Un employeur a l'obligation de consulter les délégués du personnel sur les possibilités de reclassement d'un salarié faisant l'objet d'un avis d'inaptitude découlant d'un accident du travail ou d'une maladie professionnelle. Ces dispositions sont fixées par l'article L.1226-10 du code du travail.

La chambre sociale de la cour de cassation avait déjà dû trancher un contentieux le 26 janvier 2011 par lequel elle exigeait que l'employeur porte à la connaissance des délégués du personnel les conclusions du médecin du travail relatives à l'aptitude du salarié à exercer l'une des tâches existantes dans l'entreprise, et qu'en son absence, la consultation devait être jugée irrégulière. 

La Haute juridiction vient compléter son argumentation dans le même domaine.

Un salarié, M. Aubrun, est embauché le 21 mai 2001 en qualité de responsable qualité par la société Bernier automobiles.

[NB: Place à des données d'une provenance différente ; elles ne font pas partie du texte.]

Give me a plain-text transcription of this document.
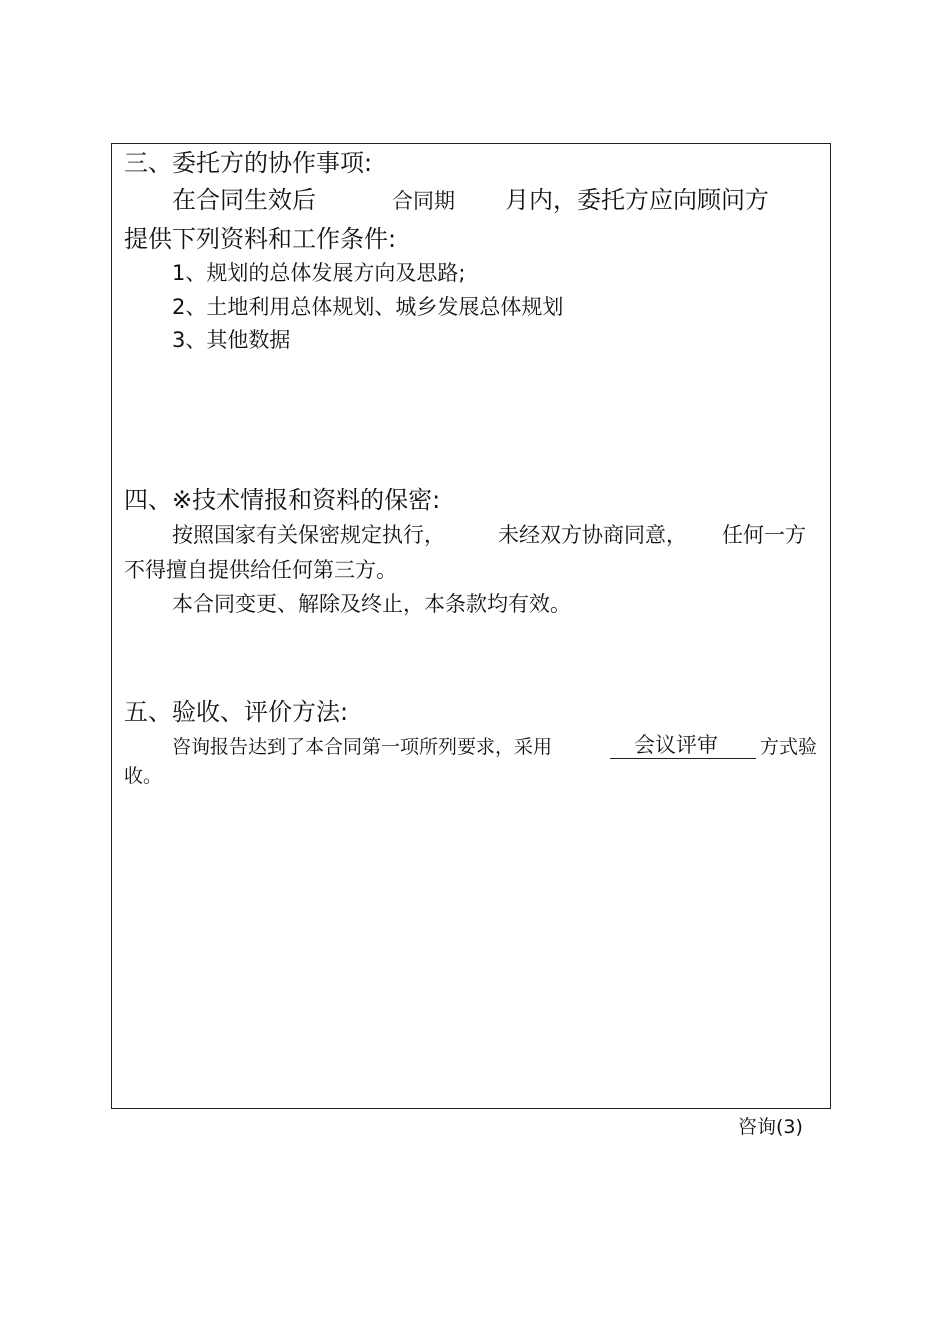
三、委托方的协作事项:
在合同生效后	合同期 月内，委托方应向顾问方
提供下列资料和工作条件:
1、规划的总体发展方向及思路;
2、土地利用总体规划、城乡发展总体规划
3、其他数据
四、※技术情报和资料的保密:
按照国家有关保密规定执行，	未经双方协商同意， 任何一方
不得擅自提供给任何第三方。
本合同变更、解除及终止，本条款均有效。
五、验收、评价方法:
咨询报告达到了本合同第一项所列要求，采用	会议评审 方式验
收。
咨询(3)
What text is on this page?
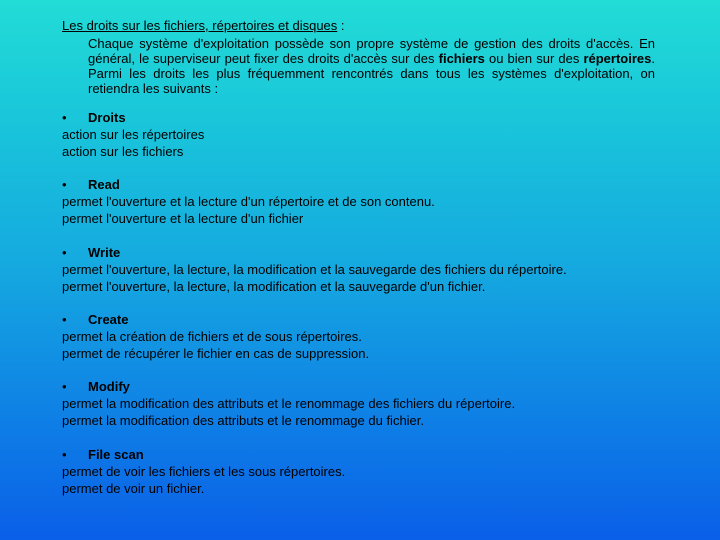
Les droits sur les fichiers, répertoires et disques :
Chaque système d'exploitation possède son propre système de gestion des droits d'accès. En général, le superviseur peut fixer des droits d'accès sur des fichiers ou bien sur des répertoires. Parmi les droits les plus fréquemment rencontrés dans tous les systèmes d'exploitation, on retiendra les suivants :
•	Droits
action sur les répertoires
action sur les fichiers
•	Read
permet l'ouverture et la lecture d'un répertoire et de son contenu.
permet l'ouverture et la lecture d'un fichier
•	Write
permet l'ouverture, la lecture, la modification et la sauvegarde des fichiers du répertoire.
permet l'ouverture, la lecture, la modification et la sauvegarde d'un fichier.
•	Create
permet la création de fichiers et de sous répertoires.
permet de récupérer le fichier en cas de suppression.
•	Modify
permet la modification des attributs et le renommage des fichiers du répertoire.
permet la modification des attributs et le renommage du fichier.
•	File scan
permet de voir les fichiers et les sous répertoires.
permet de voir un fichier.
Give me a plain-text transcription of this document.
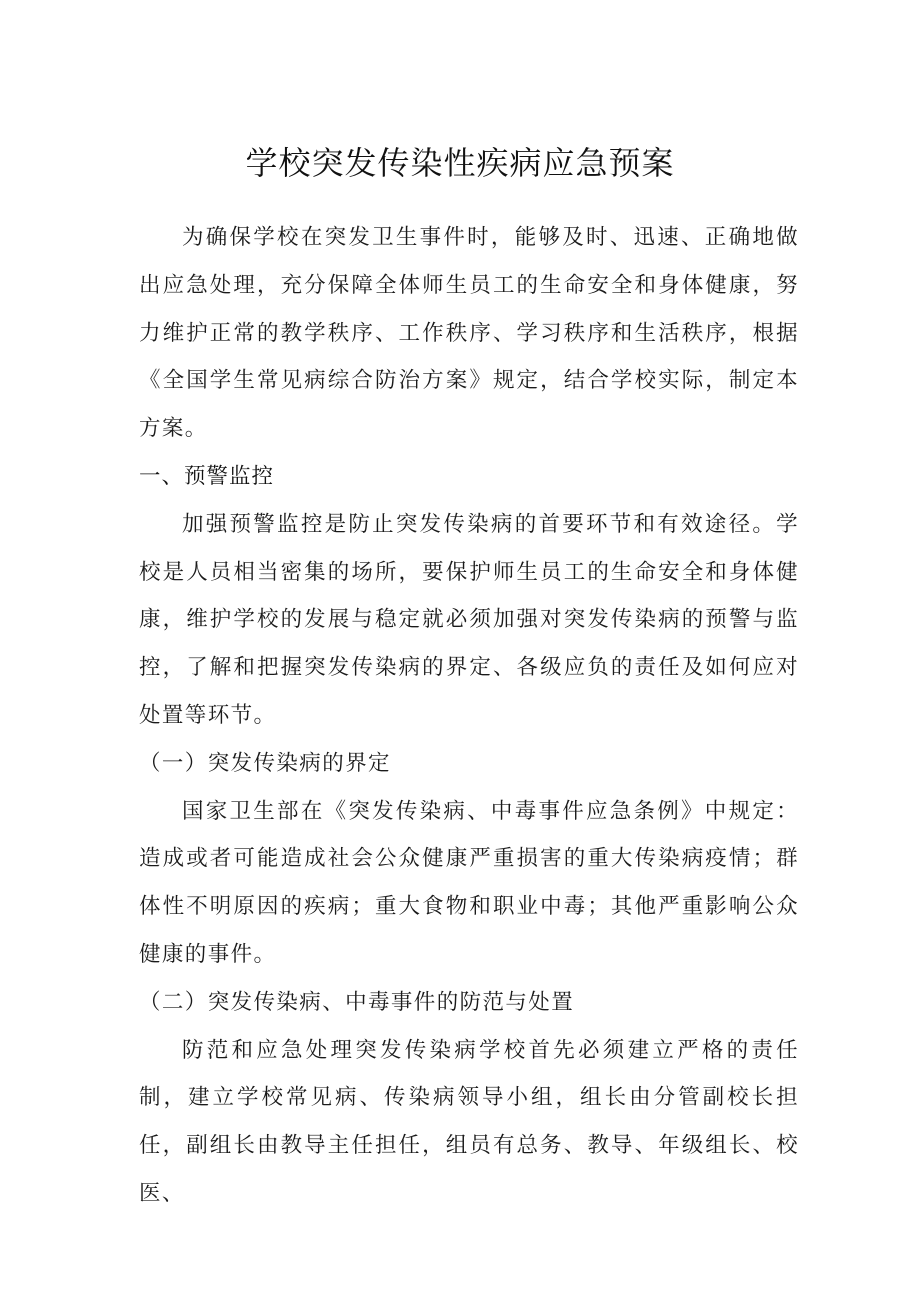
学校突发传染性疾病应急预案

为确保学校在突发卫生事件时，能够及时、迅速、正确地做出应急处理，充分保障全体师生员工的生命安全和身体健康，努力维护正常的教学秩序、工作秩序、学习秩序和生活秩序，根据《全国学生常见病综合防治方案》规定，结合学校实际，制定本方案。

一、预警监控

加强预警监控是防止突发传染病的首要环节和有效途径。学校是人员相当密集的场所，要保护师生员工的生命安全和身体健康，维护学校的发展与稳定就必须加强对突发传染病的预警与监控，了解和把握突发传染病的界定、各级应负的责任及如何应对处置等环节。

（一）突发传染病的界定

国家卫生部在《突发传染病、中毒事件应急条例》中规定：造成或者可能造成社会公众健康严重损害的重大传染病疫情；群体性不明原因的疾病；重大食物和职业中毒；其他严重影响公众健康的事件。

（二）突发传染病、中毒事件的防范与处置

防范和应急处理突发传染病学校首先必须建立严格的责任制，建立学校常见病、传染病领导小组，组长由分管副校长担任，副组长由教导主任担任，组员有总务、教导、年级组长、校医、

Il est victime d'un accident du travail, le 5 avril 2007, et licencié pour unaptitude et impossilité de reclassement, le 4 avril 2008.

L'employeur a bien respecté son obligation de double consultation des délégués du personnel, mais n'a pas indiqué aux élus que le médecin du travail avait déclaré le salarié apte à un autre poste, sous réserve d'horaires aménagés. La consultation est, de ce fait, irrégulière et la sanction, pour l'employeur, repose sur l'indemnisation d'un licenciement sans cause réelle et sérieuse. En application de l'article L.1226-15 du code du travail, le salarié bénéficie du versement d'une indemnité qui ne peut être inférieure à 12 mois de salaires.